What should I expect after Botox has been given?
It is possible to eat and drink shortly after the Botox has been given, and you should be able to go home the same day.
You should notice a reduction in the urgency and frequency of going to the toilet to pass urine about 5 days after it has been given. If leakage occurred before Botox, there should be no leakage afterwards. The maximum benefit is obtained about two weeks after the administration of Botox and the total effect lasts for between four and nine months.
What are the side-effects of Botox?
There are few reported side-effects.
Blood may be seen in the urine after injections of Botox, as a needle penetrates the bladder wall. The blood may appear for a few days, but always wears off after a while. An infection may develop in the urine, but antibiotics are given to avoid this.
About 1 in 10 to 1 in 20 people describe a difficult in completely emptying the bladder. In some of these people, it may be necessary to pass a catheter intermittently (ISC). This is well tolerated by most and is not necessary for more than a few weeks in the vast majority.
Allergic reactions are reported, but again these are very rare.
Very rarely, if Botox is injected directly into a blood vessel, breathing might stop. This would not occur immediately, but be noticed slowly over the next few weeks usually within time to act. Appropriate treatment would be administered.
What are the alternatives to Botox?
The alternatives include:
• Cystoscopy and hydrodistension: this means stretching the bladder under general anaesthetic by trying to overfill it with water. This is well tolerated in the majority and rarely causes problems. This can be tried a few times, but does not last very long.

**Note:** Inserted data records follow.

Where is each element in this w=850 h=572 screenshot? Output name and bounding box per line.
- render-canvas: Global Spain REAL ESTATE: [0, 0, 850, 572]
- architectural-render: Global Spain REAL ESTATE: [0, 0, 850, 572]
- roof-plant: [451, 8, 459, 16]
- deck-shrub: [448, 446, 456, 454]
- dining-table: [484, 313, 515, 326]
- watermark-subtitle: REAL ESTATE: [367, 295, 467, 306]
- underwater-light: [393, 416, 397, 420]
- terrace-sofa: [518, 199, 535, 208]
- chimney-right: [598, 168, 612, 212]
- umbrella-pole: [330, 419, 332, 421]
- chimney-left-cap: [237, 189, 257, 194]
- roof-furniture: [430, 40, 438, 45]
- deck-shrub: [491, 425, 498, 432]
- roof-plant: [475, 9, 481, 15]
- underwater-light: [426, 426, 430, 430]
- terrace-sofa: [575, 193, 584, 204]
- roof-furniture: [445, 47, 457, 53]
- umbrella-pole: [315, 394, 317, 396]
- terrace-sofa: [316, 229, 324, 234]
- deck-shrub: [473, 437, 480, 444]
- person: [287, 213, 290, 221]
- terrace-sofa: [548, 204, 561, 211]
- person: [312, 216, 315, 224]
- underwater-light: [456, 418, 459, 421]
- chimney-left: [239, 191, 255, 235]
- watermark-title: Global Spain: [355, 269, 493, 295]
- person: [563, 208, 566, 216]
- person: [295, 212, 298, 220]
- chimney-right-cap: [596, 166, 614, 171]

• Bladder augmentation: this means that the bladder is physically made larger. To do this, a segment of intestine is reshaped and fitted onto the bladder to increase its size. This is a fairly big operation, although it can be performed using key-hole techniques.
• Take no action: as this is not a life-threatening problem, treatment is not necessary to prolong life, although it may improve the quality of life.